Tuesday, July 19, 2011

Grassroots UFOs





Grassroots UFOs is a brand new book that is as alternative as it is refreshing and informative. And it's one that should be in your UFO library, too. Like now.

Written and illustrated by UFO authority Michael D. Swords and published by Anomalist Books, Grassroots UFOs is, essentially, a large and varied collection of witness-testimony secured - under truly near-unique circumstances - by a man named John Timmerman.

For more than a decade, Timmerman was the brainchild behind a "traveling UFO exhibit" (for the Center for UFO Studies - CUFOS) that surfaced in shopping-malls just about here, there and everywhere across the United States. Its intention was to both inform and entertain those with an interest in UFOs.

There was a notable spin-off effect to the exhibit, however. It brought forth hundreds of people who were willing to quietly share with Timmerman the details of their very own UFO experiences and encounters.

And it's in the 250-pages of Grassroots UFOs that those cases are now revealed.

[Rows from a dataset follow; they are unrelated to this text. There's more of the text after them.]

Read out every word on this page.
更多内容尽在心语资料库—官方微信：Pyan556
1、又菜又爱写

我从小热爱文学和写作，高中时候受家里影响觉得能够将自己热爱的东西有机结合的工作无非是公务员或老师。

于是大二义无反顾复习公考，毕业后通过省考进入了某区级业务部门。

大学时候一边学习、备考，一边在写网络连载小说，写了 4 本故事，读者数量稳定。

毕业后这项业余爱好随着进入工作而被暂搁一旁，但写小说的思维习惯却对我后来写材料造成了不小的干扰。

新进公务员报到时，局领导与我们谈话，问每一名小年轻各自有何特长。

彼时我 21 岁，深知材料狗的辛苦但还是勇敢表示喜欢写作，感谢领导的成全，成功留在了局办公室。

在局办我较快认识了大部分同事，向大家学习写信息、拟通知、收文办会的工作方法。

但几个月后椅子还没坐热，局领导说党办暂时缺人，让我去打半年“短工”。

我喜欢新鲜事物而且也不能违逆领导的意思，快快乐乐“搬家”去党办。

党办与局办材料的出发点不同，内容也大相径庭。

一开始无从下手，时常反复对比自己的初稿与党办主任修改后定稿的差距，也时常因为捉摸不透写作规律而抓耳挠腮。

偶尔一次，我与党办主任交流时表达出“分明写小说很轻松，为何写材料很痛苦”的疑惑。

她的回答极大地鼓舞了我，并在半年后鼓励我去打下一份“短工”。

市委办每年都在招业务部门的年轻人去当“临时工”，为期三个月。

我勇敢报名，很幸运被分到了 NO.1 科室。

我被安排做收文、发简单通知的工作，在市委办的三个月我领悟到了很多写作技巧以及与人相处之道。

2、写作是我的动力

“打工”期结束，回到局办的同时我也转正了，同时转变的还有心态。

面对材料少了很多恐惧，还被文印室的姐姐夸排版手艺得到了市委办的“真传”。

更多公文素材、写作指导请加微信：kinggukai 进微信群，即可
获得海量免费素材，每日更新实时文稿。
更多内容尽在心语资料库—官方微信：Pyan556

For me, Grassroots UFOs harks back to the days of such books as Dr. J. Allen Hynek's The UFO Report, Leonard Stringfield's Situation Red, and Coral Lorenzen's Flying Saucers. In other words, it's a book packed with previously-unseen witness testimony (all captured via Timmerman's trusty tape-recorder) on pretty much every aspect of Ufology, and one destined to become a fine resource tool for both present-day- and future-researchers.

Granted, some of the cases were perhaps not as deeply investigated as we might prefer, but this doesn't detract from the most important issue of all. Namely, that Timmerman collated an incredible, and previously-untapped, body of ufological data and experiences, and valiantly did so with the limited time, resources and circumstances available to him. And, with Swords at the helm, it's all there for us to digest and ponder upon.

Even though some of the case-reports might only take up half-a-page or slightly more, it's the sheer scale of encounters, and the spanning of numerous decades, that impressed me - as well as the deep similarities and trends present in certain reports, also spanning many years and varied locales.

Grassroots UFOs also highlights some tantalizing and intriguing stories that, to this reviewer anyway, are highly suggestive of much more. Take, for example, the story on page 22 of a number of people who - way back in the summer of 1945 - witnessed unusual aerial activity in the vicinity of Oquawka, Illinois. Strange basketball-sized spheres of light kept the witnesses transfixed for nearly an hour - that is, until each and every one of them "went to sleep." An early report of "alien abduction" or some altered-state interaction, perhaps?

Maybe.

And, there are many such reports in Grassroots UFOs that suggest the accounts told by the witnesses might actually represent only the bare-bones of what really occurred, and that perhaps there was far more to be uncovered than initially met the eye.

But, this does not distract from the significance of the data that we do have in-hand. Vehicle-interference cases; close encounters with entities of an unusual, non-human, and at times ominous, nature; radar-reports; and military whistle-blowers with tales of crashed UFOs and dead aliens, abound in the pages of this book.

Notably, Grassroots UFOs also reveals that contrary to what many people within Ufology assume, the so-called Flying Triangle-style of UFO is most assuredly not a new one. In fact, Timmerman's data reveals sightings of just such craft from the 40s and 50s.

That's one of the things that makes this book so important: by citing early FT reports and what sound very much like 1940s-era abduction stories, Grassroots UFOs challenges much of what has previously been reported within the domain of Ufology - namely that abductions began with Betty and Barney Hill in 1961, or that the FT's are simply next-generation Stealth aircraft. Of course, those are just two issues. I could cite countless more in Grassroots UFOs that push back the barriers of when the subject really began in earnest.

Equally importantly, Grassroots UFOs demonstrates the incredible extent to which the UFO phenomenon (whatever it may be or represents) has played a long, massive, and at times intensely personal, role in American society.

Timmerman, Swords, and Anomalist Books' Patrick Huyghe and Dennis Stacy are to be applauded for not just sharing the hundreds of cases that pack the pages of Grassroots UFOs, but also for demonstrating that, within Ufology, there is nothing more important than the eye-witnesses.